I'm reminded again today of how many white Christians tend to grumble about setting aside a day in honor of what Martin Luther King Jr represents in the US story. And I'll make my yearly confession that when I was in my teens, I was one of them. I now look back at myself with great embarrassment.
Was I denying that African Americans have something incredible to celebrate in that they are not slaves, that they have the right to vote, that they don't have to sit in the back of the bus or go to second rate schools? It's embarrassing as a Christian even to say such things. It is doubly embarrassing as a Wesleyan, since we were founded in support of abolition.
Am I denying that Jesus would rejoice that a part of his world, created in his image, had come to a place of liberation and empowerment? Is there any question that he would rejoice with those who rejoice? How can anyone who loves their neighbor as themselves--and thus puts themselves in the shoes of an African-American living in the early 60s, not rejoice at what MLK helped come to pass? There is no ambiguity in the answer.

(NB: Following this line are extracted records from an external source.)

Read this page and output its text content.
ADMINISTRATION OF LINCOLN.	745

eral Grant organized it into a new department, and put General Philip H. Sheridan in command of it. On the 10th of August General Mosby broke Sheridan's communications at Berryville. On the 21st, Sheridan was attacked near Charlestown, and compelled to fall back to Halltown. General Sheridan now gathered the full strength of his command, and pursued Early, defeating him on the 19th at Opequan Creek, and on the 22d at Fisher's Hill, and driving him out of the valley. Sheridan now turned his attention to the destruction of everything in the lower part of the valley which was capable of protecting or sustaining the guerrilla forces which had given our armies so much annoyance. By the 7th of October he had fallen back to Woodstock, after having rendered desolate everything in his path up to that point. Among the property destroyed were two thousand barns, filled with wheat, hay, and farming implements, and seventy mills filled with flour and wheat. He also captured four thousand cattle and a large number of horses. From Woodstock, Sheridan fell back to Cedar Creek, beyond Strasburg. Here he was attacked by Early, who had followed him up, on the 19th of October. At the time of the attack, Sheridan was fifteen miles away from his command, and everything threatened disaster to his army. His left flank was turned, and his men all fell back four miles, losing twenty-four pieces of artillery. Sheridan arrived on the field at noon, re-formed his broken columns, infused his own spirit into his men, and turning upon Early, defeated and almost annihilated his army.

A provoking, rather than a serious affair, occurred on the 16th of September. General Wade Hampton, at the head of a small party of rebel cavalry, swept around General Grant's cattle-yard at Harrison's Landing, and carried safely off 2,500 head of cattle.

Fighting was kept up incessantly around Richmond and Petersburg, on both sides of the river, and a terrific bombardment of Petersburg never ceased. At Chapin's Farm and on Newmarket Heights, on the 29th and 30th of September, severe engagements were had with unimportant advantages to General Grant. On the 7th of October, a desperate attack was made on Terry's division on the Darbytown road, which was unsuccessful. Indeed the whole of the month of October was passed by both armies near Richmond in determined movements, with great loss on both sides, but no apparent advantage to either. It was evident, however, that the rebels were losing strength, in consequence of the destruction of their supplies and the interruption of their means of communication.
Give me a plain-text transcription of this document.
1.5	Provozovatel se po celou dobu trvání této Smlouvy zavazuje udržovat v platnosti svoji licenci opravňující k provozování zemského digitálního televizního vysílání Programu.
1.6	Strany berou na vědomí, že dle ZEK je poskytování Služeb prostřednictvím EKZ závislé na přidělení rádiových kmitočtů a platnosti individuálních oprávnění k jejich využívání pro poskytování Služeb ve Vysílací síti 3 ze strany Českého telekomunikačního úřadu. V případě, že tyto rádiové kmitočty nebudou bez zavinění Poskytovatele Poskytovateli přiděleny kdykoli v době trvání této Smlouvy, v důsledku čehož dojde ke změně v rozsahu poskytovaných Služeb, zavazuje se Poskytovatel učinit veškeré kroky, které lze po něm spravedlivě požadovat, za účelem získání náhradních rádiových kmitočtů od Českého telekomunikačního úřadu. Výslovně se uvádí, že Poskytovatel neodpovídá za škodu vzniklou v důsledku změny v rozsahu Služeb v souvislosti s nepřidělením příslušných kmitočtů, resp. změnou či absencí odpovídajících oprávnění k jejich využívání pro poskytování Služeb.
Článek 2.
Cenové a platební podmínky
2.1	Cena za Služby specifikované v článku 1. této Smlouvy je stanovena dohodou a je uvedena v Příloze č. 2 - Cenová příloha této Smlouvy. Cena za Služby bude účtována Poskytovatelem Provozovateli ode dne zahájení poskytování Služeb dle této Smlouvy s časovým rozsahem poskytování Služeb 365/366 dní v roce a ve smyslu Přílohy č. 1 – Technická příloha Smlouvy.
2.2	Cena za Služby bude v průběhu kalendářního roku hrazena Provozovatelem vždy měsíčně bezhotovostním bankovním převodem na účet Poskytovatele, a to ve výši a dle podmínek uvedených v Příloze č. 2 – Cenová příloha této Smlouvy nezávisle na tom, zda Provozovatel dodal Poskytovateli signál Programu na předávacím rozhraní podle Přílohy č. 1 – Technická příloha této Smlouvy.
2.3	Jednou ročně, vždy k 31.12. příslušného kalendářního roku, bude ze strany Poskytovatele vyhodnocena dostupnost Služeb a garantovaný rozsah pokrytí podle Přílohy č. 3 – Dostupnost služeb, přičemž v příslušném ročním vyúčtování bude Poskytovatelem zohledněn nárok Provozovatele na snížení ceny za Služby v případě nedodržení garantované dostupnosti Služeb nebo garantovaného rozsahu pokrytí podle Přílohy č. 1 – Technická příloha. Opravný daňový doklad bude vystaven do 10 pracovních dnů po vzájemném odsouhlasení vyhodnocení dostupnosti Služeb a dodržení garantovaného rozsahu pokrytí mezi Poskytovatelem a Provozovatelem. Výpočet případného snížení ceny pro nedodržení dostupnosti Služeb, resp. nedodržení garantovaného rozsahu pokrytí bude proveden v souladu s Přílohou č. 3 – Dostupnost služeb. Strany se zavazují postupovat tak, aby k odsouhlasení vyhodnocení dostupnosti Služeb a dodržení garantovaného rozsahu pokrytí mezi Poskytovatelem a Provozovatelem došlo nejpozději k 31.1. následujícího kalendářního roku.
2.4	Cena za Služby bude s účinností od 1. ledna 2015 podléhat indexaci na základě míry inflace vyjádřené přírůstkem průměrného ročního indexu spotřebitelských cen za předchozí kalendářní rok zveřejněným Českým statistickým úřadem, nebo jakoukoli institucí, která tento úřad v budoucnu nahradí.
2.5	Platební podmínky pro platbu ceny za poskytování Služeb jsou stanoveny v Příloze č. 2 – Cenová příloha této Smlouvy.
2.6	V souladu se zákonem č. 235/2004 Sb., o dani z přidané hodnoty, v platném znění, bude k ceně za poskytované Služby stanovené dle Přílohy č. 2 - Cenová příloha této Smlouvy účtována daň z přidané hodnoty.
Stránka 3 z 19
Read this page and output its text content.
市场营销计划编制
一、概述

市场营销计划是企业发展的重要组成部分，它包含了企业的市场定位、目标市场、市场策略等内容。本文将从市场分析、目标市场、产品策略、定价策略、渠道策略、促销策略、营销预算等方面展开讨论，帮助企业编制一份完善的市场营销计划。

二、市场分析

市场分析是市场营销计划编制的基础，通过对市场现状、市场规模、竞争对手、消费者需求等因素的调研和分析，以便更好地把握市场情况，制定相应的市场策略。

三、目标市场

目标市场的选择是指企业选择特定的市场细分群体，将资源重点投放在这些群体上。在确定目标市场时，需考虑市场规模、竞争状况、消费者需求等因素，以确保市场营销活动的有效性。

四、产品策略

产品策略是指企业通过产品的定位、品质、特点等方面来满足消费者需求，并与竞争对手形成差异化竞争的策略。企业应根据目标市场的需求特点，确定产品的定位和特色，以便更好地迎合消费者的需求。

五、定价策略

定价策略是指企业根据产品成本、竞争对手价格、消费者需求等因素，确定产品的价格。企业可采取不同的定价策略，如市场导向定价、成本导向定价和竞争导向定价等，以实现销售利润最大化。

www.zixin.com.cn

Am I angry that the understanding of the nation as a whole, which often can see the big picture that we can't see when we are in our own tribe, our own county, our own state, our own region, was right to force the South to give equal rights to blacks? Am I grumbling that the civil rights movement worked? Am I grumbling that Governor Wallace repented in later life of his "segregation now, segregation tomorrow, segregation forever" speech? It's embarrassing as a Christian even to suggest such things?
Why was I grumbling? From the standpoint of Christ, there is no answer that is not ultimately embarrassing. May the Lord help me to see myself and my assumptions!